Werner Herzog e o seu “Ghost Elephants”: “Não é um filme sobre a vida selvagem”

(Fotos: Divulgação)

Celebrado ontem em Veneza com a atribuição do Leão de Ouro de Carreira, Werner Herzog apresenta hoje, fora de competição, o seu mais recente documentário, Ghost Elephants.

Com a atmosfera poética e existencial que lhe é característica, Herzog acompanha a busca quase mítica por elefantes nas terras altas enevoadas de Angola. A narrativa avança pelo olhar do Dr. Steve Boyes e dos rastreadores locais, oscilando constantemente entre o mito, o sonho e a realidade.

Não é um filme sobre a vida selvagem e não se deve esperar isso”, avisou o realizador alemão na conferência de imprensa em Veneza. “Há elefantes no filme, sim, mas apenas uns 30 segundos, filmados por Steve Boyes com o telemóvel em 4K. O essencial é a viagem: o filme trata dos sonhos e dos espíritos dos elefantes. É uma caça ao ‘elefante branco’. Tal como em Moby Dick, onde só encontramos a baleia nas últimas páginas, também aqui a jornada é mais importante do que a chegada. Uns perseguem espíritos, outros perseguem sonhos.

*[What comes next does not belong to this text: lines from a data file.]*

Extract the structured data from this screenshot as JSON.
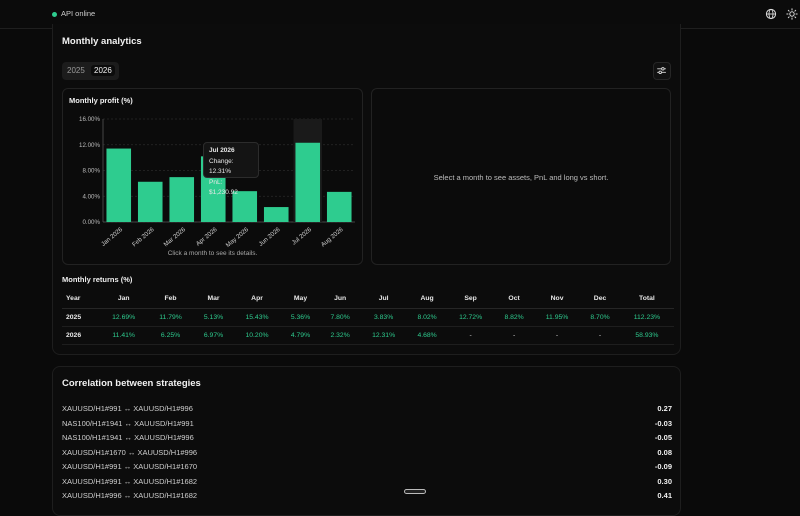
{
  "status": {
    "api_label": "API online"
  },
  "analytics": {
    "title": "Monthly analytics",
    "years": [
      "2025",
      "2026"
    ],
    "selected_year": "2026",
    "chart_panel_title": "Monthly profit (%)",
    "tooltip": {
      "month": "Jul 2026",
      "change": "Change: 12.31%",
      "pnl": "PnL: $1,230.92"
    },
    "chart_hint": "Click a month to see its details.",
    "detail_placeholder": "Select a month to see assets, PnL and long vs short."
  },
  "chart_data": {
    "type": "bar",
    "title": "Monthly profit (%)",
    "categories": [
      "Jan 2026",
      "Feb 2026",
      "Mar 2026",
      "Apr 2026",
      "May 2026",
      "Jun 2026",
      "Jul 2026",
      "Aug 2026"
    ],
    "values": [
      11.41,
      6.25,
      6.97,
      10.2,
      4.79,
      2.32,
      12.31,
      4.68
    ],
    "yticks": [
      "0.00%",
      "4.00%",
      "8.00%",
      "12.00%",
      "16.00%"
    ],
    "ylim": [
      0,
      16
    ],
    "highlighted": "Jul 2026",
    "bar_color": "#2ecc8f"
  },
  "returns": {
    "title": "Monthly returns (%)",
    "headers": [
      "Year",
      "Jan",
      "Feb",
      "Mar",
      "Apr",
      "May",
      "Jun",
      "Jul",
      "Aug",
      "Sep",
      "Oct",
      "Nov",
      "Dec",
      "Total"
    ],
    "rows": [
      [
        "2025",
        "12.69%",
        "11.79%",
        "5.13%",
        "15.43%",
        "5.36%",
        "7.80%",
        "3.83%",
        "8.02%",
        "12.72%",
        "8.82%",
        "11.95%",
        "8.70%",
        "112.23%"
      ],
      [
        "2026",
        "11.41%",
        "6.25%",
        "6.97%",
        "10.20%",
        "4.79%",
        "2.32%",
        "12.31%",
        "4.68%",
        "-",
        "-",
        "-",
        "-",
        "58.93%"
      ]
    ]
  },
  "correlation": {
    "title": "Correlation between strategies",
    "rows": [
      {
        "pair": "XAUUSD/H1#991 ↔ XAUUSD/H1#996",
        "value": "0.27"
      },
      {
        "pair": "NAS100/H1#1941 ↔ XAUUSD/H1#991",
        "value": "-0.03"
      },
      {
        "pair": "NAS100/H1#1941 ↔ XAUUSD/H1#996",
        "value": "-0.05"
      },
      {
        "pair": "XAUUSD/H1#1670 ↔ XAUUSD/H1#996",
        "value": "0.08"
      },
      {
        "pair": "XAUUSD/H1#991 ↔ XAUUSD/H1#1670",
        "value": "-0.09"
      },
      {
        "pair": "XAUUSD/H1#991 ↔ XAUUSD/H1#1682",
        "value": "0.30"
      },
      {
        "pair": "XAUUSD/H1#996 ↔ XAUUSD/H1#1682",
        "value": "0.41"
      }
    ]
  }
}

Boyes, investigador de vida selvagem e ornitólogo, recordou os dez anos de expedições em Angola, marcados por esforço e descobertas: “Explorámos cada rio e cada vale de mota ou bicicleta, colocámos centenas de armadilhas fotográficas e estações de escuta. Descobrimos 275 novas espécies para a ciência e, sobretudo, criámos uma ligação profunda com as comunidades locais, que nos ensinaram a proteger a terra. Estar perto de um elefante é indescritível: se respeitamos a sua presença, eles aceitam-nos, brincam à nossa volta, incluem-nos no grupo. Mas há um paradoxo: quanto mais perto estamos, mais percebemos que talvez seja melhor não os encontrar, não os fixar numa imagem. O essencial é a jornada, o sonho, a consciência de que estes animais guardam a alma selvagem do continente.”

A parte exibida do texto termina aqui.